To my eye (and tests) 5000K CFLs spike green just a little harder than 3200 CFLs - with variance according to build quality. I have some dirt cheap CFLs that spike really hard, and some more expensive ones with a less pronounced spike.



* -- Spectral Power Distribution.
 
@Chili - Yeah, I'm nitpicking, but if you pull up a halogen SPD* graph you'd see a couple of spike points (can't recall exactly where at the moment). Definitely not as pronounced as green spike in standard fluorescent tubes - closer to the very minor green spike found in CFL bulbs that are dialed to a color temp.
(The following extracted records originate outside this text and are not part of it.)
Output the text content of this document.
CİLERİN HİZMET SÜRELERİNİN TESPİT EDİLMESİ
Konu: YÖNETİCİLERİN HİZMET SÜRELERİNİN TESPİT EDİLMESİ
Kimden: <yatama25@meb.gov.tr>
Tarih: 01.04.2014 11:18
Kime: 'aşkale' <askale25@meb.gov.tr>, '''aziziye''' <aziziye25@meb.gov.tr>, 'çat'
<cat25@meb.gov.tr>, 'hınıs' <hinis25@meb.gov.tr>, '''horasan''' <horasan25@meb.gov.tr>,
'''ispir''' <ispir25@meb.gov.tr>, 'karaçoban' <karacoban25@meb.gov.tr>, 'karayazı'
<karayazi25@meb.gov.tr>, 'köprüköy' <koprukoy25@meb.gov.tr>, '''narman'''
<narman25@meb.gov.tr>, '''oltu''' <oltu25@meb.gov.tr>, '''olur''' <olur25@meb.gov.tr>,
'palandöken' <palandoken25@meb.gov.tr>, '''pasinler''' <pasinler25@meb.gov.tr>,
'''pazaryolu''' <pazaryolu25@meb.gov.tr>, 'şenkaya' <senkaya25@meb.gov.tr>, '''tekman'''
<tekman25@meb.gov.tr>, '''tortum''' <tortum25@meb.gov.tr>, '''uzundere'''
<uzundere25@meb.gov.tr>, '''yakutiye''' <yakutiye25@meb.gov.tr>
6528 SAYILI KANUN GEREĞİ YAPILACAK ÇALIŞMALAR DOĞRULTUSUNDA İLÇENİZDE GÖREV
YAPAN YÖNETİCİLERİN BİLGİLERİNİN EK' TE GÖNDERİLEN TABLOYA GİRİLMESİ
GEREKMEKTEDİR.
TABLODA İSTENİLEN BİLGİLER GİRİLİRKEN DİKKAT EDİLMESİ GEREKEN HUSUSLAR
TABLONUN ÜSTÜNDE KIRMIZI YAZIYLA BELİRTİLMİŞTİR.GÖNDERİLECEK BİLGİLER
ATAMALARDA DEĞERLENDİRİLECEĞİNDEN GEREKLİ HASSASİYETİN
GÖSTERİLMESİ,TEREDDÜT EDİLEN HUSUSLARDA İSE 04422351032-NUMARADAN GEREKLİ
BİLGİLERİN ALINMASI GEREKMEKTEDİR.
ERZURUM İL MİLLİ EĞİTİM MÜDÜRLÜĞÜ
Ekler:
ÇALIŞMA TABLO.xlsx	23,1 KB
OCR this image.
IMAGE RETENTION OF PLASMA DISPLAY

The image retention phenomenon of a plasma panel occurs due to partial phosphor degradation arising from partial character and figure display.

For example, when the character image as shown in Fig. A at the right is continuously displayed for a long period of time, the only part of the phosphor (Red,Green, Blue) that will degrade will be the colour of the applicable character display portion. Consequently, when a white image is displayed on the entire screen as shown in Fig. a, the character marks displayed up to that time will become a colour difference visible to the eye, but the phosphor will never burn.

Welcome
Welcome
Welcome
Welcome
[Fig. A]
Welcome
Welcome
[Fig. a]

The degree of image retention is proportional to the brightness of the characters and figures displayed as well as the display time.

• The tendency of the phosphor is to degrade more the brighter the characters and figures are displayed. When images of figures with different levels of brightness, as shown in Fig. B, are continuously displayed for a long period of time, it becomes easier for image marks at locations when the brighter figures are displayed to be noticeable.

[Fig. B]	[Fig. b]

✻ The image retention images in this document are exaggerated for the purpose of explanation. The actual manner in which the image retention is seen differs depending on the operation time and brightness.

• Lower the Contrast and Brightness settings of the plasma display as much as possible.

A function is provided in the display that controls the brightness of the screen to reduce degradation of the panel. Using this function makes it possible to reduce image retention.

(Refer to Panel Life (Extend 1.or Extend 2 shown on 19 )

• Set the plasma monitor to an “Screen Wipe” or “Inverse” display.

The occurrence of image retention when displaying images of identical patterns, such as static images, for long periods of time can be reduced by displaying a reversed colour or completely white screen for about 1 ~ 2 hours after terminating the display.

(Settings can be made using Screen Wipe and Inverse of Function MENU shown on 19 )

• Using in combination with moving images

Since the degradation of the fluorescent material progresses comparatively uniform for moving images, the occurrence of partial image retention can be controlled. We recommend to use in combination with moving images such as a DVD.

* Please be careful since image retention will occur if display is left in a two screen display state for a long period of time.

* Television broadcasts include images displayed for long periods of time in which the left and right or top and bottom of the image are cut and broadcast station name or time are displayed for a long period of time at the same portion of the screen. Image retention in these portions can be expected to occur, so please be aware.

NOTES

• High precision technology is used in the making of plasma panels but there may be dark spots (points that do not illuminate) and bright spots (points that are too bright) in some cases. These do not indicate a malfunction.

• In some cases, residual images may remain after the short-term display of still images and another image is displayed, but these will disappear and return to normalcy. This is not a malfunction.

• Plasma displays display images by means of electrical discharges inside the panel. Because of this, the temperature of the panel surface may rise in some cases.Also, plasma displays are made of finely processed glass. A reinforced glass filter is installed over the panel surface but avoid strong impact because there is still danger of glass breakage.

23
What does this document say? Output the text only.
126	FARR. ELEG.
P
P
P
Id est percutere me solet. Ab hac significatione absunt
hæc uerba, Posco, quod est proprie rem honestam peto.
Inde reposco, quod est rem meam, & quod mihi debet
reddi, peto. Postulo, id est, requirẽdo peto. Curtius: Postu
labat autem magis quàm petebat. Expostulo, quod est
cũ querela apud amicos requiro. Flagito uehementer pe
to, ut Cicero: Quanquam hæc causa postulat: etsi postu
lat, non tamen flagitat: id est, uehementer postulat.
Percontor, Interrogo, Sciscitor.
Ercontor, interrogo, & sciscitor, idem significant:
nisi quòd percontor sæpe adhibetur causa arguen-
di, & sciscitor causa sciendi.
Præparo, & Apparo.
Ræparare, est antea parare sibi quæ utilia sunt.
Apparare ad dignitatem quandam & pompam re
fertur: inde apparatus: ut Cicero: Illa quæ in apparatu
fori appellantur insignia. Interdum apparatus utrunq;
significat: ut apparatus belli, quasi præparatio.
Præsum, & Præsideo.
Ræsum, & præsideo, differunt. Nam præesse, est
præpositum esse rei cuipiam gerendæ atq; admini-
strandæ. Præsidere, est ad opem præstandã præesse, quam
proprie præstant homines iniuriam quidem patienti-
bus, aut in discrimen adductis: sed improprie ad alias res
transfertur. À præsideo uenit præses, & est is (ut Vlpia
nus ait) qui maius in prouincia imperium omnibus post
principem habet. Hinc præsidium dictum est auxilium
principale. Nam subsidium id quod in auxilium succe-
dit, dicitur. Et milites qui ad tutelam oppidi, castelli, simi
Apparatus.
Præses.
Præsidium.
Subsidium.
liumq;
Not to say that the color spikes are the same color in CFL and cheap halogens, just to say they are of similar intensity.

Interesting, thank you, haven't come across that before! I'm off to geek out on SPD graphs…
 
I'm with David in that the difference between 'That shot looks really good, i don't see anything wrong with it" and "That shot is work of art" matters and to try and get there I'll take any help I can get. That includes nice, "correct" color rendition.

I shot a TV commercial this weekend. I spent probably 45 minutes average per setup with a rented et of Arris setting up 7 second shots. Now some of that is my being pretty new at DPing my own stuff. I really had to think about each setup and experiment a little, but this was in a room where with the 5D I could have thrown up 1 softbox and had a decent looking shot. I want better than a decent looking shot, the goal is higher than that.